Это был счастливый холостяк, свободный и независимый мужчина с более чем достаточными средствами для того, чтобы обеспечить взыскания его особого вкуса и все капризы. Он являлся соучредителем в стабильно процветающем банковском деле и имел достаточно времени для того, чтобы жить в своё удовольствие и умеренно трудиться. На вопрос, отчего он не женат, Виллерс отвечал с грубой и почти жестокой откровенностью, что до сих пор не встречал ещё женщины, разговоров с которой он мог бы вынести долее, чем один час.
Как критик, с чьим мнением считались, он ни во что не ставил английское искусство вообще, и его точка зрения имела вес в довольно крупном кругу влиятельных и богатых людей, которые, бывая у него в гостях, не могли не заметить совершенства его дома и редкостных коллекций, так что в конце концов они пришли к выводу, что для них было бы полезным проконсультироваться с ним прежде покупки картин, книг, статуй или китайского фарфора, так что он занял влиятельную позицию, будучи при желании способным при помощи одного своего слова открыть путь карьере или же уничтожить репутацию художника.

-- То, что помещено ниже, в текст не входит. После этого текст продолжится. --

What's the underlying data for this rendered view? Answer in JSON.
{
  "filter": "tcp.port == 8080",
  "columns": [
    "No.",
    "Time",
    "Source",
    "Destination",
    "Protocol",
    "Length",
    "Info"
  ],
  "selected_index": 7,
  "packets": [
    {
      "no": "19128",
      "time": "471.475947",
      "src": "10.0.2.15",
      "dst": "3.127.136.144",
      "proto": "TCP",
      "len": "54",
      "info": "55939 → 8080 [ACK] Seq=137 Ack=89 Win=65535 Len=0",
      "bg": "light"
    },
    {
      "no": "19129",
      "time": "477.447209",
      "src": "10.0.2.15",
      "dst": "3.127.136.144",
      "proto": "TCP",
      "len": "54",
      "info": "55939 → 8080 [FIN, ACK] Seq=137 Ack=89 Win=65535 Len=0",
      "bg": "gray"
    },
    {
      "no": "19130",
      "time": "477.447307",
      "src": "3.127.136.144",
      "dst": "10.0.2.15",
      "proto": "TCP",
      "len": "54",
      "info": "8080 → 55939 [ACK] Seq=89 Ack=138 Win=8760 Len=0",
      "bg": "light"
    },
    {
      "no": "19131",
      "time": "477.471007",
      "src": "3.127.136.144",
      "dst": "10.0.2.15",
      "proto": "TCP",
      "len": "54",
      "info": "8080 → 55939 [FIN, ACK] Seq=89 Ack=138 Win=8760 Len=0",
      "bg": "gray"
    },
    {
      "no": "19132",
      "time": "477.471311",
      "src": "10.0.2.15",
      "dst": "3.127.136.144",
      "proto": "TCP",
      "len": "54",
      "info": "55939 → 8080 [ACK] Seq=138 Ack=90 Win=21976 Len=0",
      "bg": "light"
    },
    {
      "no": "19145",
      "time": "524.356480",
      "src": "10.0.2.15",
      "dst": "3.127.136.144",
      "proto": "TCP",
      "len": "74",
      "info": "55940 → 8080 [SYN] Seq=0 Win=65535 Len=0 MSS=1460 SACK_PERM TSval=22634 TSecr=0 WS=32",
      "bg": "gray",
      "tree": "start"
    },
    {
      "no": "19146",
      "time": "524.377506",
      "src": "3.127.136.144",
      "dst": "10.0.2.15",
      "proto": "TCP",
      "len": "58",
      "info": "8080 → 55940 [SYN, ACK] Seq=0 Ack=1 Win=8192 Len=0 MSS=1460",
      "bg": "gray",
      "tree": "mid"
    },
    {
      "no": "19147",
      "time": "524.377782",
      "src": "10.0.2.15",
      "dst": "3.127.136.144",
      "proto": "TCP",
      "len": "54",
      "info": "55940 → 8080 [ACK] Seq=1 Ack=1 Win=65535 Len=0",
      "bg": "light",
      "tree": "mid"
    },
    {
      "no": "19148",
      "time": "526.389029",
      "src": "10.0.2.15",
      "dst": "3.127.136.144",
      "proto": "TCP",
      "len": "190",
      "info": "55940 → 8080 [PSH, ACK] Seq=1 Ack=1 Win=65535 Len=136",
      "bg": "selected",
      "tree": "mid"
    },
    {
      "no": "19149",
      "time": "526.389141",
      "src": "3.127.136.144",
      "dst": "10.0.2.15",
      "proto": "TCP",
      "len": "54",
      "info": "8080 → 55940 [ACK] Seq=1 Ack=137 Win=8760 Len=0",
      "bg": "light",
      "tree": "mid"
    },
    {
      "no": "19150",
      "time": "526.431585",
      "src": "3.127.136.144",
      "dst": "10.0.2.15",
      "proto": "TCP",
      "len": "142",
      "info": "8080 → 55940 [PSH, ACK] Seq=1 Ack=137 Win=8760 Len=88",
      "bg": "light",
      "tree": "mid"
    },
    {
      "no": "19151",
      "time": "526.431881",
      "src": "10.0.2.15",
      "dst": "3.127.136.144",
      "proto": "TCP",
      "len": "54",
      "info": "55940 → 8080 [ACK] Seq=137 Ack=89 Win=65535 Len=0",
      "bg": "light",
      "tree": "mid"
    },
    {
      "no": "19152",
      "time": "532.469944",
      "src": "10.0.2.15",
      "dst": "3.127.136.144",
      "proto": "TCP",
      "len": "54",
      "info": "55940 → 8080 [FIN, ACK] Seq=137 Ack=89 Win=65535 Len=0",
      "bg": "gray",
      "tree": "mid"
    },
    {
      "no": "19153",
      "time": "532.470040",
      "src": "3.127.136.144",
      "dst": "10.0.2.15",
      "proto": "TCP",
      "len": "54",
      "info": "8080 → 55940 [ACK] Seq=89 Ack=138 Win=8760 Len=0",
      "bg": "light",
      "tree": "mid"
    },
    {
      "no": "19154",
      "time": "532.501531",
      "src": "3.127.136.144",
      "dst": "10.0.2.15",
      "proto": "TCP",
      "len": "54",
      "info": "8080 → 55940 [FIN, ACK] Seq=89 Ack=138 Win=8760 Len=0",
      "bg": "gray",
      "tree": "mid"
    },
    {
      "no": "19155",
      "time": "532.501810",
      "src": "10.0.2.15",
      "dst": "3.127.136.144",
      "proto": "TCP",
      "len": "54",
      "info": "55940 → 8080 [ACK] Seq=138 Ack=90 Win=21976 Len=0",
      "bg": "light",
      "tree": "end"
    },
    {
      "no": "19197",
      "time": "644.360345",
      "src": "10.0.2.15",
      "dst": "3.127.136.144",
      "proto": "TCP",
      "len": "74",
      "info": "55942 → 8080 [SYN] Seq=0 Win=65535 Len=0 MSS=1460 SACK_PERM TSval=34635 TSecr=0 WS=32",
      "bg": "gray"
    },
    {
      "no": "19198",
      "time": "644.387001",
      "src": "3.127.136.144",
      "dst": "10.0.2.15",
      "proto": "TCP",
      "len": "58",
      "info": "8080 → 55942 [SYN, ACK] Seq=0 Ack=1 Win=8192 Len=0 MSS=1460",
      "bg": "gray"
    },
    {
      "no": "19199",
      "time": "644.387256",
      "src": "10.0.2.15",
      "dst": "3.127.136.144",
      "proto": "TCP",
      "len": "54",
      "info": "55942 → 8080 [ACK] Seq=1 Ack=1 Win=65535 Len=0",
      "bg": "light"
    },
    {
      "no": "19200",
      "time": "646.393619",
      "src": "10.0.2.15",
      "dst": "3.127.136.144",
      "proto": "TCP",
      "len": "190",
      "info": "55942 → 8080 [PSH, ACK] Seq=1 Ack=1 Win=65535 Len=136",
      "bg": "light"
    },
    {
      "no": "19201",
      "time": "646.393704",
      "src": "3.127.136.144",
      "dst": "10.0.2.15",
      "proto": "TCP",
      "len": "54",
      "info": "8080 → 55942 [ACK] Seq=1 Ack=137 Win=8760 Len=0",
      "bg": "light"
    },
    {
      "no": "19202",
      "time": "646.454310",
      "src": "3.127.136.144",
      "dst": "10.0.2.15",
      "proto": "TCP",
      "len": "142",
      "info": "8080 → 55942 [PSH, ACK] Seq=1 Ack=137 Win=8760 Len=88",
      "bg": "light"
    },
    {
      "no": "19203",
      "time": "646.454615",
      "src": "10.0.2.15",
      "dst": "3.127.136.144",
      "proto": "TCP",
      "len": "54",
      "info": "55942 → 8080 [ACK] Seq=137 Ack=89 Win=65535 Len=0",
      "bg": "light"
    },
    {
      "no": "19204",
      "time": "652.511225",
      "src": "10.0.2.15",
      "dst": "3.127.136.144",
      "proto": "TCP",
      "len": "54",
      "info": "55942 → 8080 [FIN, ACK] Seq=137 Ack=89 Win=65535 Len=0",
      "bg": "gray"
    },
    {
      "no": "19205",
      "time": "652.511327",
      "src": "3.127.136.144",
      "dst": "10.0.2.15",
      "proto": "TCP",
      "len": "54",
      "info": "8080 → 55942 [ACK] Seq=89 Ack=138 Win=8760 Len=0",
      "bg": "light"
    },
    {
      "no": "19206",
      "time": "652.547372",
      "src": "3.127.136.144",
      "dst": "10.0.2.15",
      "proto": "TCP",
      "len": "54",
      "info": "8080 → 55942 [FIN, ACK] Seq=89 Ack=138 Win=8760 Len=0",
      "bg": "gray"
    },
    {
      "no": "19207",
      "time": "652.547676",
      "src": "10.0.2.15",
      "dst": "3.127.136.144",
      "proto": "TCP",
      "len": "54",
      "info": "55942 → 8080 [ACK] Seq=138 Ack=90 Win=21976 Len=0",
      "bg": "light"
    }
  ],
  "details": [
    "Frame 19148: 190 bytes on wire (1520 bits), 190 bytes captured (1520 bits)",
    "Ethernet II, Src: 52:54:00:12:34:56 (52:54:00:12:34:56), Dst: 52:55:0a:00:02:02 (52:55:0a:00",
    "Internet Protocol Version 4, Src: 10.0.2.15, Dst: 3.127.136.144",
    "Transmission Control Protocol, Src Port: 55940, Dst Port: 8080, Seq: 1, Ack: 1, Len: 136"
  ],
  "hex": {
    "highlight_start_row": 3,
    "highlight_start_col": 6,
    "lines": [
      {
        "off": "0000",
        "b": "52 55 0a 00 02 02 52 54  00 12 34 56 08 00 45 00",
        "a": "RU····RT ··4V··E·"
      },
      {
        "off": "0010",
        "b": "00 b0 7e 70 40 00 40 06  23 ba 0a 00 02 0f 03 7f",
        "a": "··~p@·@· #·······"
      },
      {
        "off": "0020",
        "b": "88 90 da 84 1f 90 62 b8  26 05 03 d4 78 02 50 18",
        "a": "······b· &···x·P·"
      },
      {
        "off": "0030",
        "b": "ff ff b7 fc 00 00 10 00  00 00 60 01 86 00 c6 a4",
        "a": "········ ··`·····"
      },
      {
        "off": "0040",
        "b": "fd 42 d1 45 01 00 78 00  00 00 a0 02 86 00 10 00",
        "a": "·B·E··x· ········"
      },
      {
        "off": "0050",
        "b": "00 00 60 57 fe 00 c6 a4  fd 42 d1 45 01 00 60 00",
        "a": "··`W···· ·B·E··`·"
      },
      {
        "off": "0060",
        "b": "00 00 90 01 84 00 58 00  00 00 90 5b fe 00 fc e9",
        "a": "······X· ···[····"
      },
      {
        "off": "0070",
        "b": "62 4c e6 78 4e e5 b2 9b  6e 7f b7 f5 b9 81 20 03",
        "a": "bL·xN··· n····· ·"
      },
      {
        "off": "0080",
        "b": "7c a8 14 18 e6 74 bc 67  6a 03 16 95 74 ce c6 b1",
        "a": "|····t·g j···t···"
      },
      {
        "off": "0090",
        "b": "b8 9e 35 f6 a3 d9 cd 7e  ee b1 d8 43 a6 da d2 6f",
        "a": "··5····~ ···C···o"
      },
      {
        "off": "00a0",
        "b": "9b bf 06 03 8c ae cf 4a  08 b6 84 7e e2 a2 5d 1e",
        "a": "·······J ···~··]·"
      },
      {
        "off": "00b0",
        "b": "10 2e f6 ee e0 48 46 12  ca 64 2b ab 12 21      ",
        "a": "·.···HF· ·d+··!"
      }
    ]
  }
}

В этот момент Виллерс как раз поглядел на старинные часы, привезённые из Нюрнберга, которые торжественно тикали в углу, рядом с глубоким окном-нишей, занавешенным тяжёлыми оливкового цвета плюшевыми шторами, чтобы защититься от пронизывающего ветра и сырости. Было без десяти девять. Слуге был отдан приказ, чтобы никто не смел беспокоить хозяина в этот вечер, невзирая на то, какому посетителю вдруг взбрело бы в голову явиться. Он решил посвятить этот вечер длительным, энергичным упражнениям и ощущал тайное довольство, прислушиваясь к непрерывному звуку дождя за окном. Серьёзно потирая бровь, он переместил взгляд с часов на фотографию, изображавшую лицо мужчины с мрачным, надменным выражением и весьма отталкивающей красотой – лицо Теоса Олвина. Оттуда взгляд его перешёл на столик, где посреди многочисленных книг и бумаг лежал квадратный, просто оформленный томик с закладкой из слоновой кости, отмечавшей место чтения, а заголовок его золотыми буквами изображал: «Нурельма».